Il est actuellement temporaire, et espère décrocher un contrat fixe. C’est important pour lui, comme pour moi, qu’il se mobilise aujourd’hui, car nous voulons que son salaire augmente et qu’il ait plus de droits à l’avenir. Je pense aussi que la retraite doit être avancée, 60 ans c’est trop tard pour le travail physique qu’ils fournissent. Il n’a que 33 ans et, pourtant, quand il rentre le soir, il est cassé! Certains jours, il est tellement fatigué qu’il est insupportable (rire).

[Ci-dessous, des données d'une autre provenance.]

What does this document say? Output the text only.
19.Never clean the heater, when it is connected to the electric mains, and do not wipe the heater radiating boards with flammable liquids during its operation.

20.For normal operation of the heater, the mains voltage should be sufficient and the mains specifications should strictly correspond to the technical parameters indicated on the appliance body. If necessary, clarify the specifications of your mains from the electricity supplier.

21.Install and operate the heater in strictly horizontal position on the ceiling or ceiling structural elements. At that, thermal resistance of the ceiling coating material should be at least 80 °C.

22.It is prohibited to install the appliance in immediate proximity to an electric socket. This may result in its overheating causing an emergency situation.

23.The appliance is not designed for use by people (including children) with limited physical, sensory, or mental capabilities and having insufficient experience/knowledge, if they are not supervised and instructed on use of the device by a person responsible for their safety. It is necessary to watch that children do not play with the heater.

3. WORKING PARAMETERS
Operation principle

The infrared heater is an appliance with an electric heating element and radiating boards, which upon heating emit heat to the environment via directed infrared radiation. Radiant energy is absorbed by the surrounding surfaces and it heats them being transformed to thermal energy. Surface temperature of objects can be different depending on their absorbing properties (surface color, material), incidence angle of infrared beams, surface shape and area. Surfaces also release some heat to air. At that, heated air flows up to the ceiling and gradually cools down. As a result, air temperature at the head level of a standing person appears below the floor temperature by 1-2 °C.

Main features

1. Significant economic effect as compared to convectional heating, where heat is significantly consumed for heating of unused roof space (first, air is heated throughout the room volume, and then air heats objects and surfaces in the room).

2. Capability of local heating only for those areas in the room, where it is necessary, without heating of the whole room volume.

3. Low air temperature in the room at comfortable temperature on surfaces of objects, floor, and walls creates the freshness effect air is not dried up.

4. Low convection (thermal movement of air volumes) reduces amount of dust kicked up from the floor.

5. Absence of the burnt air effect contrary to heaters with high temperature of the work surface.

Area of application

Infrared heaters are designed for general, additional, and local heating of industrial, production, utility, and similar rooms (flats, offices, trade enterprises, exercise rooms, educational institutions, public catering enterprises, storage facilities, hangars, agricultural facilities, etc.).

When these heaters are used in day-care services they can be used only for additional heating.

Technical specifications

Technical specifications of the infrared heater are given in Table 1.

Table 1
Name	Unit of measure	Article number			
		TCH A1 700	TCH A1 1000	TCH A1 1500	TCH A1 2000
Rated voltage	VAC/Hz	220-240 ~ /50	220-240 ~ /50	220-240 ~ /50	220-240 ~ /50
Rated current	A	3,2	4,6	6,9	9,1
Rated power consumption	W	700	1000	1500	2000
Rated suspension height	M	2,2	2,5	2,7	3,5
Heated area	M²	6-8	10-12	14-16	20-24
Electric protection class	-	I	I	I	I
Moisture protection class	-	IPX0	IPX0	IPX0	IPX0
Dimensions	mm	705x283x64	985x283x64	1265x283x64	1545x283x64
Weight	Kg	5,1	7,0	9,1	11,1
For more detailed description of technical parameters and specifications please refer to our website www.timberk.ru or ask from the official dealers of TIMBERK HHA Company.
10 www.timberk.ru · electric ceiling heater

L’hiver, il part de la maison à 6h50 et rentre vers 16h30, mais l’été, il s’en va à 6h et ne revient pas avant 17h30, pour un salaire net qui oscille entre 3800 et 4200 francs. Au quotidien, ils sont aussi mis en danger et doivent prendre des risques, car les chefs leur demandent d’aller vite et les stressent pour finir le plus rapidement possible.

En général, en tant que temporaire, il s’arrête la semaine avant Noël. Des fois avant, s’il y a beaucoup de neige. Et ensuite, l’activité ne reprend pas avant le mois de février. Cet été, à Lausanne, malgré la canicule, il n’a jamais interrompu le travail. Il rentrait à la maison tout rouge: il n’y avait rien à disposition sur le lieu de travail pour se protéger, et de toute façon, les ouvriers n’ont pas le temps pour respecter les consignes comme s’arrêter pour boire et se mettre de la crème solaire.

Les propos des employeurs qui ont été relayés dans les médias ne sont vraiment pas justes. Ils aimeraient que les maçons fassent plus mais c’est impossible, ils ne peuvent pas faire plus, ce ne sont pas des machines!

En cas de vide conventionnel, c’est clair, on rentre au Portugal. Travailler 50 heures par semaine pour des salaires moindres, et sans aucune protection conventionnelle, c’est exclu, je ne l’accepterai pas! Je ne veux pas que mon mari finisse comme mon père, incapable de travailler depuis ses 56 ans. On espère que la lutte portera ses fruits.»